February 27, 2001, 4:27 PM — JDS Uniphase announced early this month that it will sell a huge components plant to Nortel Networks for $2.5 billion. The move has opened the way for JDSU to finish the purchase of SDL Inc. It also gives an enormous boost to Nortel's own component plans.
The sale of the 980-nanometer pump laser facility used in dense wavelength-division multiplexing (DWDM) gear was an anticipated part of JDSU's plan to purchase SDL, which has now been approved by the U.S. Department of Justice, JDSU says.
Nortel seems thrilled with the buy. "This transaction strengthens Nortel's supply chain for critical optical modules, adds to its presence in Europe, and expands our customer base," said Greg Mumford, president of Nortel's Optical Networks group in a conference call with analysts Feb. 6. He said the Zurich plant had approximately 40% of the market share for 980-nanometer pump lasers.
While the components industry is far removed from enterprise customers, issues of supply and price trickle down to their level.

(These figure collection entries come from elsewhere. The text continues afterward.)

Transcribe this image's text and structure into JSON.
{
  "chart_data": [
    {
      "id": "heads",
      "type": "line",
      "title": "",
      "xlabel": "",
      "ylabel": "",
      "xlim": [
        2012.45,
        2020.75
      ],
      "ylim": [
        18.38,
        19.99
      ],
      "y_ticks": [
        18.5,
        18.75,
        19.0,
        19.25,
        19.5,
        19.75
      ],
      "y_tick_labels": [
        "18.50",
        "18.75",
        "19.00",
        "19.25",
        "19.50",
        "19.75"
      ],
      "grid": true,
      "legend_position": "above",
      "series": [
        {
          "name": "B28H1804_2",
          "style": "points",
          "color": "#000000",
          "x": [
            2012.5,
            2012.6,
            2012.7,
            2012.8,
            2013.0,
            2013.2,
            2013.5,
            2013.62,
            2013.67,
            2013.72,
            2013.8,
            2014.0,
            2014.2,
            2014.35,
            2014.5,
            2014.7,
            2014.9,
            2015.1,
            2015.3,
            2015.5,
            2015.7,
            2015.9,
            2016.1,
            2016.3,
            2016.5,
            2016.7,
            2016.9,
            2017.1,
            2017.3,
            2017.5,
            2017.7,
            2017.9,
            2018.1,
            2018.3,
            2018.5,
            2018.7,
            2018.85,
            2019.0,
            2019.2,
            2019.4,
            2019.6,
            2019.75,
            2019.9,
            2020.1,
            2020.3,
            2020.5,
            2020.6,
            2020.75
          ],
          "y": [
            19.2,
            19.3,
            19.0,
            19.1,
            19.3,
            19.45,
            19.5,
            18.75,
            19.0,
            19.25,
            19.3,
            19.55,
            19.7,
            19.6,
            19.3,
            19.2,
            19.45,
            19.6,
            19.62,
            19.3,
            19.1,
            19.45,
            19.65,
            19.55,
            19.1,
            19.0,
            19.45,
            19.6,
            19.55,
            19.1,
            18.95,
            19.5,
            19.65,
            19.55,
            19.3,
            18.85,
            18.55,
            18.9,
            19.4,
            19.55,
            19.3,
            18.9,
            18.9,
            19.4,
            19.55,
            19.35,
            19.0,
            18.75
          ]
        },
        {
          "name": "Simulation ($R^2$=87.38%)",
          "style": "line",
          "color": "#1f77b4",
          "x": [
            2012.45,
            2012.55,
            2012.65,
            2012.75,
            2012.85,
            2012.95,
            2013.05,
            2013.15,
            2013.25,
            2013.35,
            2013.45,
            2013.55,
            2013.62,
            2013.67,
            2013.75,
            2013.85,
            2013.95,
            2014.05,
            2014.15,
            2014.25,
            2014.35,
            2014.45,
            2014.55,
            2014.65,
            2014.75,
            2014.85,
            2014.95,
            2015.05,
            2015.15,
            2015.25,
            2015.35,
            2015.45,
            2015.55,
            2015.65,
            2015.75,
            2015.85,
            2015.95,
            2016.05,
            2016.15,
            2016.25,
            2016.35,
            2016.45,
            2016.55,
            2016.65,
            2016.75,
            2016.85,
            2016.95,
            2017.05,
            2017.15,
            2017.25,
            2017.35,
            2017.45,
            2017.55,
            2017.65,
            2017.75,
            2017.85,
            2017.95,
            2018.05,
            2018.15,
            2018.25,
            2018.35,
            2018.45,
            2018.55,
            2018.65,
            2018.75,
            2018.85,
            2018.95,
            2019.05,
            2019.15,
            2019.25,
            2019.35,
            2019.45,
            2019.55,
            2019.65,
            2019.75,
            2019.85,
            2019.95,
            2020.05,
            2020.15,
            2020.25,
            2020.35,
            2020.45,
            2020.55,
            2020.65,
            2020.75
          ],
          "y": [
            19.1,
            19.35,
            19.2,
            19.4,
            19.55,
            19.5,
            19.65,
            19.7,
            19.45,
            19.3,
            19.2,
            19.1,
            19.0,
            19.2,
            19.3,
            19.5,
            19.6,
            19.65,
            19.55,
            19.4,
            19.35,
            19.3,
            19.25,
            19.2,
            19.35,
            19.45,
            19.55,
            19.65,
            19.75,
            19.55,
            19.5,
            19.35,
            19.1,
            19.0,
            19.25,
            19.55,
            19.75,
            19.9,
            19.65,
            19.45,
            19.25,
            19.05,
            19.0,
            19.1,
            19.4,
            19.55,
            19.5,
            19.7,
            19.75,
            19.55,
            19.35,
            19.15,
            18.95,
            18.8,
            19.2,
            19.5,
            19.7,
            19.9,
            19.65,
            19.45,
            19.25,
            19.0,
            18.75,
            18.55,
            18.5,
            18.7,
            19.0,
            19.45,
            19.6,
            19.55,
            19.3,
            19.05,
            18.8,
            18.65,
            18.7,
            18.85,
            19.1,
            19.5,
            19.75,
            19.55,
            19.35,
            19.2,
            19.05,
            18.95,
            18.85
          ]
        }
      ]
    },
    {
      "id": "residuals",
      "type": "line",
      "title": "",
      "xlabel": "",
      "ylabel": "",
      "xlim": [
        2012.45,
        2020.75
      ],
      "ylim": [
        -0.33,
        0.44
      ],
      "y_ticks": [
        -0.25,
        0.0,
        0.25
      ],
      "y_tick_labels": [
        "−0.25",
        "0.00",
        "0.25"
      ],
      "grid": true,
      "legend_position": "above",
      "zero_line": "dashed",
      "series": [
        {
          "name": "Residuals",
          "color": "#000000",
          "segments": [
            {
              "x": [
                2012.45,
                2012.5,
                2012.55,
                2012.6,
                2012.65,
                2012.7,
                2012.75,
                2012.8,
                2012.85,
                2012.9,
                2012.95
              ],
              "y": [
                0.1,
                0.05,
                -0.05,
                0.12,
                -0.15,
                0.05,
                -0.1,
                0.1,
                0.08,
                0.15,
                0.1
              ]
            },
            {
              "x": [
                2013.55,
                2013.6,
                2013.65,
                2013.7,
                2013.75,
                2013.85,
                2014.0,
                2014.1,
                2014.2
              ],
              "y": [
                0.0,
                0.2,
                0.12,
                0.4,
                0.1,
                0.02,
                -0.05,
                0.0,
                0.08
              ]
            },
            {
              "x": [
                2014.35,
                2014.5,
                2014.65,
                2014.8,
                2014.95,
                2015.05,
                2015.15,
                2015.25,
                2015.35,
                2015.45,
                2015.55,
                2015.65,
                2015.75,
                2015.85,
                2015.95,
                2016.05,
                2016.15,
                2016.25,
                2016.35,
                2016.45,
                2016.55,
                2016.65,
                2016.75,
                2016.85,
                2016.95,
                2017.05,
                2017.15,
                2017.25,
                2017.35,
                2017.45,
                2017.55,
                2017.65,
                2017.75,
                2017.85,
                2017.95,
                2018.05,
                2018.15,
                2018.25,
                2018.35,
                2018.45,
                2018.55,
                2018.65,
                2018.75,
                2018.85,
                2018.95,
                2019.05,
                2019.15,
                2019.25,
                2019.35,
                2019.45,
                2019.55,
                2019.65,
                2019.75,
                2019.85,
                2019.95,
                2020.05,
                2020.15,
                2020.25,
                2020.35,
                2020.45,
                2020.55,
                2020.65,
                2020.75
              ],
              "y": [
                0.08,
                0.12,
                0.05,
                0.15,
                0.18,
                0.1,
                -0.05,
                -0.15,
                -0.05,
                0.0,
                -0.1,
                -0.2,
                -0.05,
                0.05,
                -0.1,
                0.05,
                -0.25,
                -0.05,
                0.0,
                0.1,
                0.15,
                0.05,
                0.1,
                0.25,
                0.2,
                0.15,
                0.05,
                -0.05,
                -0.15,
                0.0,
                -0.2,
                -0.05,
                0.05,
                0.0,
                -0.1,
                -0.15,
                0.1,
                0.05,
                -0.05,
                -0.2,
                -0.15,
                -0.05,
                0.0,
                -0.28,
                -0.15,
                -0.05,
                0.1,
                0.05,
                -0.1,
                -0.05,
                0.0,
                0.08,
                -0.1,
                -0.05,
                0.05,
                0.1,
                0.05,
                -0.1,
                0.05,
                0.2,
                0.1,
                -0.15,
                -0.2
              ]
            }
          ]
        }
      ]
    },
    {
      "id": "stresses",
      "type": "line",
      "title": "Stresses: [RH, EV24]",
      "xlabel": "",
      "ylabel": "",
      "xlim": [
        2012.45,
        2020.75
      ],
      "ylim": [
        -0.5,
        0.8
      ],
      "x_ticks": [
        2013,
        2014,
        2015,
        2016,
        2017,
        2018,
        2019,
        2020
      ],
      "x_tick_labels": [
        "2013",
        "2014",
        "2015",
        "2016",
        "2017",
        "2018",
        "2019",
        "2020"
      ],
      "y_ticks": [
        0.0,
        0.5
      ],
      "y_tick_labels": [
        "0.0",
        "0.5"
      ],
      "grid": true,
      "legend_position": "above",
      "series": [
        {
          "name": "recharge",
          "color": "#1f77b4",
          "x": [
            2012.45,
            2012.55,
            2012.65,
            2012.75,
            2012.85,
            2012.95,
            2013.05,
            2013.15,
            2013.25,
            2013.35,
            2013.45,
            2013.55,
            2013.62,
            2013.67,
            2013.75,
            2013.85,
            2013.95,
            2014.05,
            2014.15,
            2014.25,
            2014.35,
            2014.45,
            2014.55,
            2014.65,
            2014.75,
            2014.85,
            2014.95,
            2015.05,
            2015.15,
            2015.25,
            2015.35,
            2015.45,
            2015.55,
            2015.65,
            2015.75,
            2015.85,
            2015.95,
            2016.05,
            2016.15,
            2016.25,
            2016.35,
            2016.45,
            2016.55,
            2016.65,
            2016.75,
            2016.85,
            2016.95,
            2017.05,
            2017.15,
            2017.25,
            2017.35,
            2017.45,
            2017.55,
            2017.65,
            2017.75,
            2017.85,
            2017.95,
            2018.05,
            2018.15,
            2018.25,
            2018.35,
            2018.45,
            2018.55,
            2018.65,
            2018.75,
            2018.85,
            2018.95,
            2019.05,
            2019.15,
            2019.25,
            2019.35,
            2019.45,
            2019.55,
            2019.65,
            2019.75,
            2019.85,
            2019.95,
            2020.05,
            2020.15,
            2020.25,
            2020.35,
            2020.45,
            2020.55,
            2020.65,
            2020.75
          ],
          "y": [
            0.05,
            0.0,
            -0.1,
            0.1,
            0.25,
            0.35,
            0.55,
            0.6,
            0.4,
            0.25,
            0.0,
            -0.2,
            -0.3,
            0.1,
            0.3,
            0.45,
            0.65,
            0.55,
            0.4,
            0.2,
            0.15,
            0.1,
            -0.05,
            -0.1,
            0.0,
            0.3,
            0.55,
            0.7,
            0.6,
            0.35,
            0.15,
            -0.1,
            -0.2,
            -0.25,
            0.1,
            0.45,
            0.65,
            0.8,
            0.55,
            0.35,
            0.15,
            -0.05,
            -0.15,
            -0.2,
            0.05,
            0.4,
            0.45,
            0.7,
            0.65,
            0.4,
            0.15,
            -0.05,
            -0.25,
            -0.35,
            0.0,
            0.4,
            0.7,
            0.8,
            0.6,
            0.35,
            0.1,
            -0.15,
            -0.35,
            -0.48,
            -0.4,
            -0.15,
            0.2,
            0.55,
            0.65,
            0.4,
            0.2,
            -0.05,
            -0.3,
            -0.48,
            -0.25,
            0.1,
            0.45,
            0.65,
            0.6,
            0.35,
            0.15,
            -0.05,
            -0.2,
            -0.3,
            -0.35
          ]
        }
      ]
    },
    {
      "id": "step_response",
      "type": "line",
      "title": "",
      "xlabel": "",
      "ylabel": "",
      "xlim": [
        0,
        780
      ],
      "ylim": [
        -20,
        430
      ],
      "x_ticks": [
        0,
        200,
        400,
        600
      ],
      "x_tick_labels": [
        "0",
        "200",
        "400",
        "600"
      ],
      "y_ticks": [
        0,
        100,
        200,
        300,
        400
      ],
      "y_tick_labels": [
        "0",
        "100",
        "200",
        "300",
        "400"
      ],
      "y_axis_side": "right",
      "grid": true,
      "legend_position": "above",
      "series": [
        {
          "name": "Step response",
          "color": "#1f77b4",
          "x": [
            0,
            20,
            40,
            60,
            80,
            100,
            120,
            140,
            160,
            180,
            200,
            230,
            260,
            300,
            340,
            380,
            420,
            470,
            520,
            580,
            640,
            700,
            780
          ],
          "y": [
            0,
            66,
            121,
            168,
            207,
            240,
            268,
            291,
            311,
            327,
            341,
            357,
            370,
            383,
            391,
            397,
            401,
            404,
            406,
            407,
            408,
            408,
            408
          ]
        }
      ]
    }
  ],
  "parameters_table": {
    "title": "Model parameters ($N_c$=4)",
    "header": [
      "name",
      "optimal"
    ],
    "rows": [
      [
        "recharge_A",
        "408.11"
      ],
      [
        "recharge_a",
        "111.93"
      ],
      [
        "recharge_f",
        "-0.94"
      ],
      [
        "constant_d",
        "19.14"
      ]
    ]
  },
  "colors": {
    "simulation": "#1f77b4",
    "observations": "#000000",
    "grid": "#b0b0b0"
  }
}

Terms of the all-stock deal call for Nortel to purchase the plant with $2.5 billion of its common stock. Also, Nortel has committed to accept a certain level of component supplies from JDSU, and if it cannot take that supply it will pay another $500 million to JDSU by December 31, 2003. Mumford said the supply agreement covers JDSU products "across its entire line."
In return for its payout, Nortel gets the Zurich manufacturing plant as well as an office in Poughkeepsie, N.Y., which specializes in designing automation for the Zurich plant. Both facilities will become wholly owned subsidiaries of Nortel, and personnel in both locations will stay put. Stephen Reilly, general manager of the Zurich plant, will report to Liam Nagle, VP of operations for Nortel's High-Performance Optical Component Solutions.
Besides opening the merger of JDSU and SDL, the deal is interesting on several other counts, analysts say. Its huge contribution to Nortel's component-making capabilities raises the question of when Nortel will proceed with the planned spin-off of its microelectronics unit.
Nortel says the news doesn't signal any specific plans for the spinoff, but it should help buttress an IPO for that unit later this year. "We're clearly on a path of increasing the value of our components unit," Mumford says. He also told analysts that the company would pursue any further investments and acquisitions it needs to strengthen its microelectronics unit.